Hong Kong may be about to find out the democracy that fits best, at least in Beijing’s opinion, is no democracy at all.
At the opening of the two sessions — the twin meetings of the Chinese People’s Political Consultative Committee (CPPCC) and the National People’s Congress (NPC) — Thursday, Zhang Yesui, the NPC spokesman, said recent unrest in Hong Kong “showed that the electoral system needs to be improved” in order to ensure “patriots govern.”
Speaking Friday, Wang Chen, vice chairman of the NPC Standing Committee, said changes would affect both the Legislative Council, Hong Kong’s already only semi-democratic parliament, and how the city chooses its chief executive.
The Election Committee, a Beijing-dominated body which currently chooses Hong Kong’s leader, will be expanded, likely diluting the influence of any pro-democracy members, and will also be given the power to nominate all candidates for the legislature, as well as “electing a relatively large share of Legislative Council members,” Wang said.
The proposed moves come after a new loyalty oath was proposed for all Hong Kong elected officials — from local councilors to legislators — that could be used to bar almost all democrats, with China’s top representative in the city saying that “patriotism” in Beijing’s eyes means not just loyalty to China, but loyalty to the Communist Party.
“For years, anti-China forces seeking to disrupt Hong Kong have been colluding with external forces in an attempt to seize the jurisdiction over Hong Kong, with clear goals and concrete actions,” Xinhua said in a commentary Friday. “Effective measures must be taken to block these pawns of anti-China forces from being elected to (Hong Kong’s) governance architecture, and knock them out once and for all.”
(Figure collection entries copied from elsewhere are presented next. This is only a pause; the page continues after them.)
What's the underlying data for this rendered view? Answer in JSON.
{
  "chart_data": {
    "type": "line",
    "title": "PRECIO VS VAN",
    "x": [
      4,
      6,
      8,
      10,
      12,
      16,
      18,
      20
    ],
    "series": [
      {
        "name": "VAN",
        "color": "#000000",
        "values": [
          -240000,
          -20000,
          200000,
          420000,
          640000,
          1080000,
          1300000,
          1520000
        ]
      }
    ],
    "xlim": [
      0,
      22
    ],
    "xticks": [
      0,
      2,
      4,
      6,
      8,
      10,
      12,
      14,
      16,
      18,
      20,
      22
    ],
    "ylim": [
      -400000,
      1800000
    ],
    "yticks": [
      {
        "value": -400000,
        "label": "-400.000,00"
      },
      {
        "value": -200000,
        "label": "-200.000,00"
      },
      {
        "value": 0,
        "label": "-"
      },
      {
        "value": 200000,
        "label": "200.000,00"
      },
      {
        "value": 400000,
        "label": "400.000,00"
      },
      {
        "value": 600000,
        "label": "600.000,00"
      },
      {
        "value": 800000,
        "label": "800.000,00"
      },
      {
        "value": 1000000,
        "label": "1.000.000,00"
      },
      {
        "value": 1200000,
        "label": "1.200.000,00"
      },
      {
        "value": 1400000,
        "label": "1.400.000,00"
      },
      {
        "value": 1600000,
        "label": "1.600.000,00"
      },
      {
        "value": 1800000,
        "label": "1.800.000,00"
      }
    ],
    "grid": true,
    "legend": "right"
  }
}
Not that there are many figures left to challenge Beijing: most prominent Hong Kong opposition politicians are being held in jail, where they are awaiting trial on subversion charges related to a primary election last year, which the government claimed was illegal and contrary to national security.
That pre-trial jail time could be a mere precursor to a much longer sentence: the national security law, imposed on the city by the Chinese central government last year, carries a potential life sentence for “grave” offenses of subversion, while those found guilty of lesser offenses can get between three and 10 years in prison.
Speaking after bail hearings for the 47 defendants involved in the case this week, Chan Ho-wun, convenor of Hong Kong’s Civil Human Rights Front, one of the organizers of the city’s massive pro-democracy street demonstrations in 2019, said the government had “lost all conscience.”
“This is a coup, this is subverting people’s choices,” Chan said. “We hope the government can immediately respond to people’s demands.”
In the year since it was introduced, the security law has gutted opposition politics in Hong Kong, stifling protests and public displays of dissent, sending activists into exile, and seeing dozens of prominent figures — and those not so prominent — arrested and facing significant prison terms.
Hong Kong’s de facto constitution, the Basic Law, which sets out the “one country, two systems” policy that has governed the semi-autonomous city since its handover from British to Chinese rule in 1997, states both the city’s leader and its legislature should eventually be elected “by universal suffrage.”
This “ultimate aim” as it is described in the Basic Law has long seemed like a distant goal, one that is growing ever more unattainable.
Speaking this month, the city’s former leader CY Leung denounced the city’s opposition and said Hong Kong’s autonomy and freedoms are all dependent on Beijing, and therefore can be whatever Beijing chooses.
“In Hong Kong the extra autonomous power that we enjoy actually comes from Beijing, and Beijing has to account to all the 1.4 billion people in the whole of China,” he said. “Ignoring the sentiments of the mainland people is self-deception on the part of Hong Kong.”
He added that “by pushing on the democracy envelope too far, and by attempting to chip away the authority of Beijing in, for example, appointing the chief executive, many of the so-called democrats have become, in practice, separatists.”
In a separate interview with Reuters, Leung did not rule out returning to office, saying “I am among millions of Hong Kong people who are eligible” to be the next Chief Executive.
But as Beijing’s recent moves demonstrate, while millions may be eligible, the number of Hong Kongers who China’s leaders trust to actually wield power is vanishingly small, and shrinking by the day.